Your statement about why google "made android" is incorrect. Android had been in development from 2003 and was purchased by google in 2005. Long before the iPhone had been introduced.

Motorola was (I suspect) bought for the patents, as you stated.

Well, the Android Google bought resembles the one that Google took to market in name only. But if you like, change "made" to "bought" and the effect is the same.
This article is an excellent example of the knee-jerk reaction from the stock market and the attitude that if it's not profitable this quarter it's not worth doing.
Bullshit.

Android has one job and one job only. It is there to kill iOS.

Why does Google want to kill iOS? Because it makes money on ads and if Apple controls the entire high-end mobile platform - they've got Google's future by the balls and they can squeeze them or their competitors for all they're worth.

So what does Google do? It commoditizes the complement just like Microsoft did to kill Netscape - aka the introduction of a free alternative - IE.

You release some product for free - probably the cash cow of another company (iOS/Netscape vs. Android/IE).
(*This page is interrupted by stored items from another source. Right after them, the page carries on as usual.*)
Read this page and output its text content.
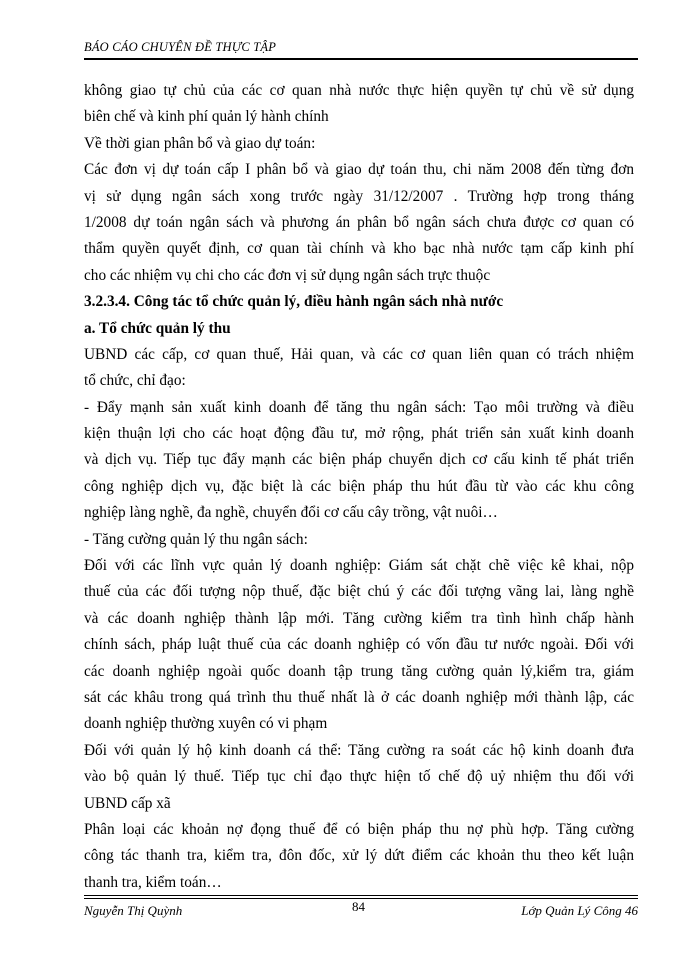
BÁO CÁO CHUYÊN ĐỀ THỰC TẬP
không giao tự chủ của các cơ quan nhà nước thực hiện quyền tự chủ về sử dụng
biên chế và kinh phí quản lý hành chính
Về thời gian phân bổ và giao dự toán:
Các đơn vị dự toán cấp I phân bổ và giao dự toán thu, chi năm 2008 đến từng đơn
vị sử dụng ngân sách xong trước ngày 31/12/2007 . Trường hợp trong tháng
1/2008 dự toán ngân sách và phương án phân bổ ngân sách chưa được cơ quan có
thẩm quyền quyết định, cơ quan tài chính và kho bạc nhà nước tạm cấp kinh phí
cho các nhiệm vụ chi cho các đơn vị sử dụng ngân sách trực thuộc
3.2.3.4. Công tác tổ chức quản lý, điều hành ngân sách nhà nước
a. Tổ chức quản lý thu
UBND các cấp, cơ quan thuế, Hải quan, và các cơ quan liên quan có trách nhiệm
tổ chức, chỉ đạo:
- Đẩy mạnh sản xuất kinh doanh để tăng thu ngân sách: Tạo môi trường và điều
kiện thuận lợi cho các hoạt động đầu tư, mở rộng, phát triển sản xuất kinh doanh
và dịch vụ. Tiếp tục đẩy mạnh các biện pháp chuyển dịch cơ cấu kinh tế phát triển
công nghiệp dịch vụ, đặc biệt là các biện pháp thu hút đầu từ vào các khu công
nghiệp làng nghề, đa nghề, chuyển đổi cơ cấu cây trồng, vật nuôi…
- Tăng cường quản lý thu ngân sách:
Đối với các lĩnh vực quản lý doanh nghiệp: Giám sát chặt chẽ việc kê khai, nộp
thuế của các đối tượng nộp thuế, đặc biệt chú ý các đối tượng vãng lai, làng nghề
và các doanh nghiệp thành lập mới. Tăng cường kiểm tra tình hình chấp hành
chính sách, pháp luật thuế của các doanh nghiệp có vốn đầu tư nước ngoài. Đối với
các doanh nghiệp ngoài quốc doanh tập trung tăng cường quản lý,kiểm tra, giám
sát các khâu trong quá trình thu thuế nhất là ở các doanh nghiệp mới thành lập, các
doanh nghiệp thường xuyên có vi phạm
Đối với quản lý hộ kinh doanh cá thể: Tăng cường ra soát các hộ kinh doanh đưa
vào bộ quản lý thuế. Tiếp tục chỉ đạo thực hiện tố chế độ uỷ nhiệm thu đối với
UBND cấp xã
Phân loại các khoản nợ đọng thuế để có biện pháp thu nợ phù hợp. Tăng cường
công tác thanh tra, kiểm tra, đôn đốc, xử lý dứt điểm các khoản thu theo kết luận
thanh tra, kiểm toán…
Nguyễn Thị Quỳnh	84	Lớp Quản Lý Công 46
You push industry wide adoption across competing interests that absolutely loathe the competitor or you squeeze them until they adopt it as an industry standard.

You now turn the cash cow into a free/undifferentiated product that quickly assumes inflation tracking rapidly falling commodity pricing (most tablets are now indistinguishable - as is the software - prepare the squeeze). This pushes your competitor's cash over into your business model (licenses/search).
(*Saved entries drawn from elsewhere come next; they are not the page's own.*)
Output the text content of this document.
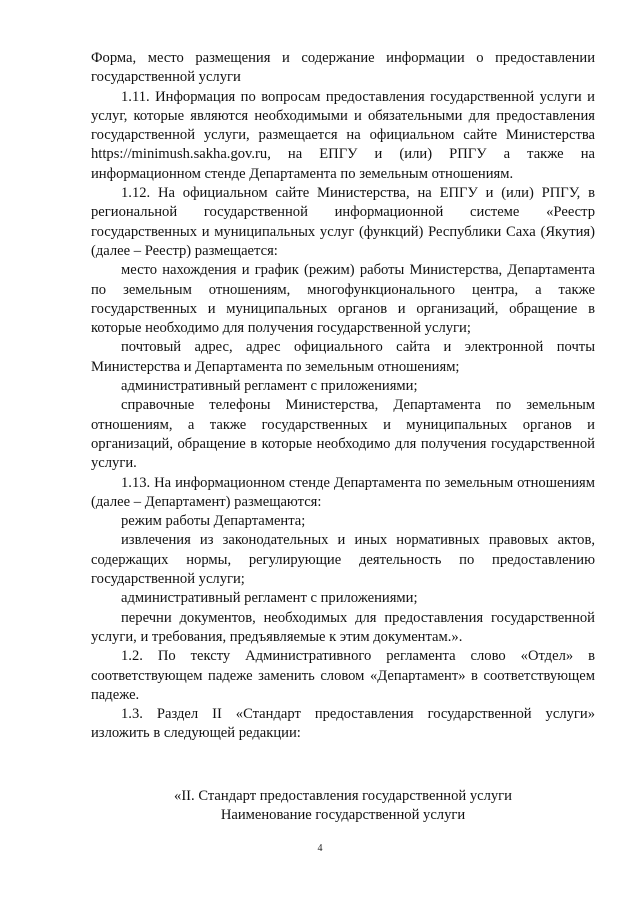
Форма, место размещения и содержание информации о предоставлении государственной услуги

1.11. Информация по вопросам предоставления государственной услуги и услуг, которые являются необходимыми и обязательными для предоставления государственной услуги, размещается на официальном сайте Министерства https://minimush.sakha.gov.ru, на ЕПГУ и (или) РПГУ а также на информационном стенде Департамента по земельным отношениям.

1.12. На официальном сайте Министерства, на ЕПГУ и (или) РПГУ, в региональной государственной информационной системе «Реестр государственных и муниципальных услуг (функций) Республики Саха (Якутия) (далее – Реестр) размещается:

место нахождения и график (режим) работы Министерства, Департамента по земельным отношениям, многофункционального центра, а также государственных и муниципальных органов и организаций, обращение в которые необходимо для получения государственной услуги;

почтовый адрес, адрес официального сайта и электронной почты Министерства и Департамента по земельным отношениям;

административный регламент с приложениями;

справочные телефоны Министерства, Департамента по земельным отношениям, а также государственных и муниципальных органов и организаций, обращение в которые необходимо для получения государственной услуги.

1.13. На информационном стенде Департамента по земельным отношениям (далее – Департамент) размещаются:

режим работы Департамента;

извлечения из законодательных и иных нормативных правовых актов, содержащих нормы, регулирующие деятельность по предоставлению государственной услуги;

административный регламент с приложениями;

перечни документов, необходимых для предоставления государственной услуги, и требования, предъявляемые к этим документам.».

1.2. По тексту Административного регламента слово «Отдел» в соответствующем падеже заменить словом «Департамент» в соответствующем падеже.

1.3. Раздел II «Стандарт предоставления государственной услуги» изложить в следующей редакции:

«II. Стандарт предоставления государственной услуги
Наименование государственной услуги
4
Android is an astonishing success with billions of devices activated, and a growth rate that is in excess of iOS by an order of magnitude. It is already well on the way to killing iOS and the entire Apple platform.

Apple is dead. Long live iOS!

It was good while it lasted.

And yet google still make more money from iOS than android , Microsoft is taking even more money from google and apple are buckets of money from their mobile platform. I'd bet apple and their shareholders will take a "dead" platform over the "winning" google one.
Since this article has no substance and just exists to feed the "Google stock is tanking" frenzy, I'm assuming all the upvotes are for the irate and entertaining comments?
Most of the Google's mega acquisitions are long term. And Google indeed thinks long term. People were saying the same about Youtube in 2008. But look at YouTube now.

I'm sure Android is helping Google's revenues rather than hurting. And Android is going to be game-changer in places like India/China. Imagine how much ad revenue Google will generate. Google beat MSFT with Android not AAPL.

Buying a patent portfolio attached to a troubled hardware-maker is hazardous for a company like Google. But if Moto didn't make Android devices, this story would have no link to Android.

Maybe there is a wider story in that Android strategy hasn't been consistently good or effective. Mixed messages about what Google will do with Moto made OEMs nervous. Prior to Nexus 7, tablet marketing wasn't brilliant. But everyone should be so feckless as to bumble their way to 1 million+ activations per day.

Android is a staggering business failure?

Yeah, well, you know, that's just, like, your opinion, man.